La philosophie taoïste oppose de manière caractéristique le Dao cosmique dans sa naturalité, sa spontanéité et son éternelle fluctuation rythmique à l’artificialité, la contrainte et la stase de la société et de la culture humaines. L’humanité ne s’épanouira que dans la mesure où la voie humaine (rendao) est accordée ou harmonisée avec le Dao cosmique, en partie grâce à la sage règle des rois-sages qui pratiquent le wuwei, ou la vertu de ne prendre aucune mesure qui ne soit pas en accord avec la nature.

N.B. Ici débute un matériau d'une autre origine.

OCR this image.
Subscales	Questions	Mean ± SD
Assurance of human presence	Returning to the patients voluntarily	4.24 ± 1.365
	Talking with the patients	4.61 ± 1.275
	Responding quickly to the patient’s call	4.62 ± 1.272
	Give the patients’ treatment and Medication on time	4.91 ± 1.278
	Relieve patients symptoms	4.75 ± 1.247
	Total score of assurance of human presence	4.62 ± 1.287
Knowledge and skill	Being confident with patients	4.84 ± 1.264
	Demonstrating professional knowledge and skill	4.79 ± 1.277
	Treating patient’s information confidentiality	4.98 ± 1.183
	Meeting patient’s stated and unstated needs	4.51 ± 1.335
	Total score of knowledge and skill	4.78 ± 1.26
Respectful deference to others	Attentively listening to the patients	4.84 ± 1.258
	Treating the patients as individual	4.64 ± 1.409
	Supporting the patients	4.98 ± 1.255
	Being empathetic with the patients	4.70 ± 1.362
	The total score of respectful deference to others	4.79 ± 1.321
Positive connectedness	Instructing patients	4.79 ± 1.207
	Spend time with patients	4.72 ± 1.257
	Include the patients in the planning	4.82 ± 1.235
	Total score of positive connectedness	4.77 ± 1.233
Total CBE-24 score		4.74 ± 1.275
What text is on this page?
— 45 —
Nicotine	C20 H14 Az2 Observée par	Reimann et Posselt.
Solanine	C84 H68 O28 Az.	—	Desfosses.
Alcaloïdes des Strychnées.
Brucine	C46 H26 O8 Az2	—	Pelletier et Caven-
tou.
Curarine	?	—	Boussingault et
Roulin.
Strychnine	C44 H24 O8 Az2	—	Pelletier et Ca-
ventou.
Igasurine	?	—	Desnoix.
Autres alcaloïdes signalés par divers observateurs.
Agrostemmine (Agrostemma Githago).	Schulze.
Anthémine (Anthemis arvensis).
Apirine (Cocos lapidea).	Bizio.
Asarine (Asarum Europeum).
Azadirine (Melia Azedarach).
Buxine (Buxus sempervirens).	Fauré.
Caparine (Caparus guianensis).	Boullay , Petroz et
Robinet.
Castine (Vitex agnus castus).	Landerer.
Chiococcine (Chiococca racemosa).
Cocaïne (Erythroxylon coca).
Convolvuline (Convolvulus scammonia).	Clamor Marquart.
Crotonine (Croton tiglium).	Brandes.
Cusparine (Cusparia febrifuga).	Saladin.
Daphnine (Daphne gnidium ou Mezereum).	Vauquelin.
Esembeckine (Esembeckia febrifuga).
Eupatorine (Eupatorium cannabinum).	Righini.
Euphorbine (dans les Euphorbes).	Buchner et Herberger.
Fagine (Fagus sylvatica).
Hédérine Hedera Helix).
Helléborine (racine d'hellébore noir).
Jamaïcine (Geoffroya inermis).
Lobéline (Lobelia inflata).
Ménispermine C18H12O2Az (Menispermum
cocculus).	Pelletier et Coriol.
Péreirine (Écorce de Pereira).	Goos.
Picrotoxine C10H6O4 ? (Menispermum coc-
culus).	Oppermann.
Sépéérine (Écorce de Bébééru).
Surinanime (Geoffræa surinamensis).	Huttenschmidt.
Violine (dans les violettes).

Généralement, alors que le taoïsme embrasse la nature et ce qui est naturel et spontané dans l’expérience humaine, même au point de rejeter une grande partie de la culture, de l’apprentissage et de la moralité avancés de la Chine, le confucianisme considère les institutions sociales humaines – y compris la famille, l’école, la communauté et l’État – comme essentielles à l’épanouissement humain et à l’excellence morale, car elles sont le seul domaine dans lequel ces réalisations, telles que Confucius les conçoit, sont possibles.
Amoureux de l’Antiquité, Confucius a largement tenté de faire revivre l’apprentissage, les valeurs culturelles et les pratiques rituelles du premier royaume Zhou (à partir du 11e siècle avant notre ère) comme moyen de renouveler moralement la société violente et chaotique de son époque (celle des Printemps et Automnes) et de promouvoir la culture de soi individuelle – la tâche d’acquérir la vertu (ren, ou « humanité ») et de devenir un exemple moral (junzi, ou « gentilhomme »). Selon Confucius, tout le monde, quel que soit son rang, est capable de posséder le ren, qui se manifeste lorsque les interactions sociales d’une personne font preuve d’humanité et de bienveillance envers les autres. Les junzi auto-cultivés possèdent une maturité éthique et une connaissance de soi, atteintes par des années d’étude, de réflexion et de pratique ; ils s’opposent ainsi aux personnes mesquines (xiaoren ; littéralement » petite personne « ), qui sont moralement comme des enfants.
La pensée de Confucius a été interprétée de diverses manières au cours des 1 500 années suivantes par des philosophes ultérieurs, reconnus comme fondateurs de leurs propres écoles de philosophie confucéenne et néo-confucéenne. Vers 1190, le philosophe néo-confucéen Zhu Xi a publié une compilation de remarques attribuées à Confucius, qui avaient été transmises à la fois oralement et par écrit. Connu sous le nom de Lunyu, ou Les Analectes de Confucius, il est depuis considéré comme le récit historique le plus fiable de la vie et des doctrines de Confucius.